The speeding ticket landed in my lap with great efficiency. I was doing a leisurely 79 (so says the ticket) and making very good time, might I add. I came around a scenic bend in the road when The Officer laser gunned me, pointed directly at me with his forefinger and promptly directed me to pull over to the side of the road. Despite the fact that The Officer was several feet away, I still felt his finger point all the way through the windshield and land on my chest. Yeeouch! It was oh shit/brakes on hot summer asphalt/tall black mounty boots/window rolled down/license and registration/rear view mirror/another poor sucker pulled to the side of the road while we waited for The Ticket/$$$/Be careful pulling back into traffic. For those of you who may be unfamiliar with Massachusetts state troopers, hear me when I say they are a force to be reckoned with. If you are pulled over, remove your sunglasses, hide your cellphone, and keep your mouth shut. I'll save the "I cut off a cop entering a traffic circle in Dorchester," and he told me that "[I] was the reason [he] couldn't get home safely to [his] wife and two kids every night" for another time.

Let's return to the moment of truth...the I'm getting pulled over/oh shit business of state troopers. What is notable about that moment is that all of the passengers in my vehicle, even the 13 month old, fell silent. Hear-a-pin-drop silent. (Well, except the spouse who briefly quipped, "I told you to slow down.") Now, Child No. 1 is a very in tune with rules and rightness, and I fully expected to be reprimanded by him, or for him to tell The Officer very matter-of-factly, "My mom was speeding." But there was nothing. Not a peep. I expected Child No. 2 to giggle, or ask The Officer if he liked mushy bananas which currently amuses my son. But he sat silently while Mommy Got A Ticket. Child No. 3 buckled securely into her five-point harness quietly sucked on her Nuk. Not a sound, not a single fussy moment to perhaps show The Officer that Mommy Was Distracted By All The Noise In The Car. Nothing. Nada. Zip. Perfect silence. In a family with children, perfect silence always indicates something very bad has happened or is currently happening. The ticket was one hundred-forty dollars that I could no longer spend worth of bad! So, after receiving the ticket there was only one thing for me to do. Keep driving. You know, "life is a highway" and all that. It was clearly a message from the universe telling me to Slow Down, to the tune of $140.

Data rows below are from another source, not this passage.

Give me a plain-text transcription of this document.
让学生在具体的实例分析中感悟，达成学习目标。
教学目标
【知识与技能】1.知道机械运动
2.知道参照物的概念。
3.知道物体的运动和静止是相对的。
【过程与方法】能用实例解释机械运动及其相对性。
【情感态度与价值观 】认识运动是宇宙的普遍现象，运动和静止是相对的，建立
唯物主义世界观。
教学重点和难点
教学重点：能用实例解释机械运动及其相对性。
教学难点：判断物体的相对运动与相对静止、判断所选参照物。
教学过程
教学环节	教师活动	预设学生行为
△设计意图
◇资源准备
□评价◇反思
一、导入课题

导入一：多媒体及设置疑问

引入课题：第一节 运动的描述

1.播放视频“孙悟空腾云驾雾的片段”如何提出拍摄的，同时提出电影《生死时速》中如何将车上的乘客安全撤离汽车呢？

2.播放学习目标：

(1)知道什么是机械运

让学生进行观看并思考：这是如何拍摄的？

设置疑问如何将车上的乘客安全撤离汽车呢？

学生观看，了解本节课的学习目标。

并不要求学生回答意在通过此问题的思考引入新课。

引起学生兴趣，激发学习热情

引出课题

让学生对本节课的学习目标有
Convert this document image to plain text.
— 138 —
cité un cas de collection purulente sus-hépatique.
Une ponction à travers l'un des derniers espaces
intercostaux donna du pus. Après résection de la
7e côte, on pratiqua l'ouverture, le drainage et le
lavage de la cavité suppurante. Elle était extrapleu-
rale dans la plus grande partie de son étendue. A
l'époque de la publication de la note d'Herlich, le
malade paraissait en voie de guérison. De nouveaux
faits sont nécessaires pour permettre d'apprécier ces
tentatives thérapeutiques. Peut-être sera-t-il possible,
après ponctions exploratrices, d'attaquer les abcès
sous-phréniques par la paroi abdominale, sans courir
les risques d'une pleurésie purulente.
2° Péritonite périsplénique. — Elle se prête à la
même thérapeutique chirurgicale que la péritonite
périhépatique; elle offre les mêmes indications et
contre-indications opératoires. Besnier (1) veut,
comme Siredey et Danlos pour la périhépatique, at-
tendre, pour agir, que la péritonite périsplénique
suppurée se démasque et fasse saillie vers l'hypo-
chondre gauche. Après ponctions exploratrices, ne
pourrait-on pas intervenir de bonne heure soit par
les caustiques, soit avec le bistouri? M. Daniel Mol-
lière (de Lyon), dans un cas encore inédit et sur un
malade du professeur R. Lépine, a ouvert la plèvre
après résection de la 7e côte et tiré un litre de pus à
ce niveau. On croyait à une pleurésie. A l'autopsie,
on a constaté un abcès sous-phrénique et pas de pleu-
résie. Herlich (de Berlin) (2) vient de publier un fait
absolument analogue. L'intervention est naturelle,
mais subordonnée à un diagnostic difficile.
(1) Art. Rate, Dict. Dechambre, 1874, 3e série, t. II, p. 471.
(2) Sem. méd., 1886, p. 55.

Since going back to work full time (f/t WOTHM) I have been running. My friend/co-worker laughs at me because I actually "cross state lines" in order to complete one of my three pick-ups. I work 6 minutes from my home, but to round up each of my three children from each of their respective after-school/preschool/childcare programs it takes an hour to get home, if I rush. I've been running in heels, pushing a stroller across gravel to get to baseball games on time, crazed to be on time, get there on time, make good time. Getting out the door and later back in the door with hats and shoes and daycare bedding, snack for 18 rug rats, school notices, changes of clothes, toys to share with friends, money for popcorn or ice cream or book fair, and homework (don't even get me STARTED on homework for elementary school kids) oh, and don't forget my planner for work with reminders to myself to make dentist appointments and follow up on completed health forms all of which has brought a level of crazy I would liken to feeling seasick on a roller-coaster. I want to get off the ride, really I do. I am getting off. I will slow down. Really.

Afterword: The puke happened on the trip back home, again while I was driving. Child No. 2 ate an entire Starbucks's apple fritter, and a bag of Teddy Grahams, and possibly half of a chocolate brownie "Z-Bar" all before 9 a.m. It was surprisingly easy to scrape the puke off both his clothing and car seat. Car sick puke is one thing. Stomach virus puke is another. I'll clean up car sick puke any time.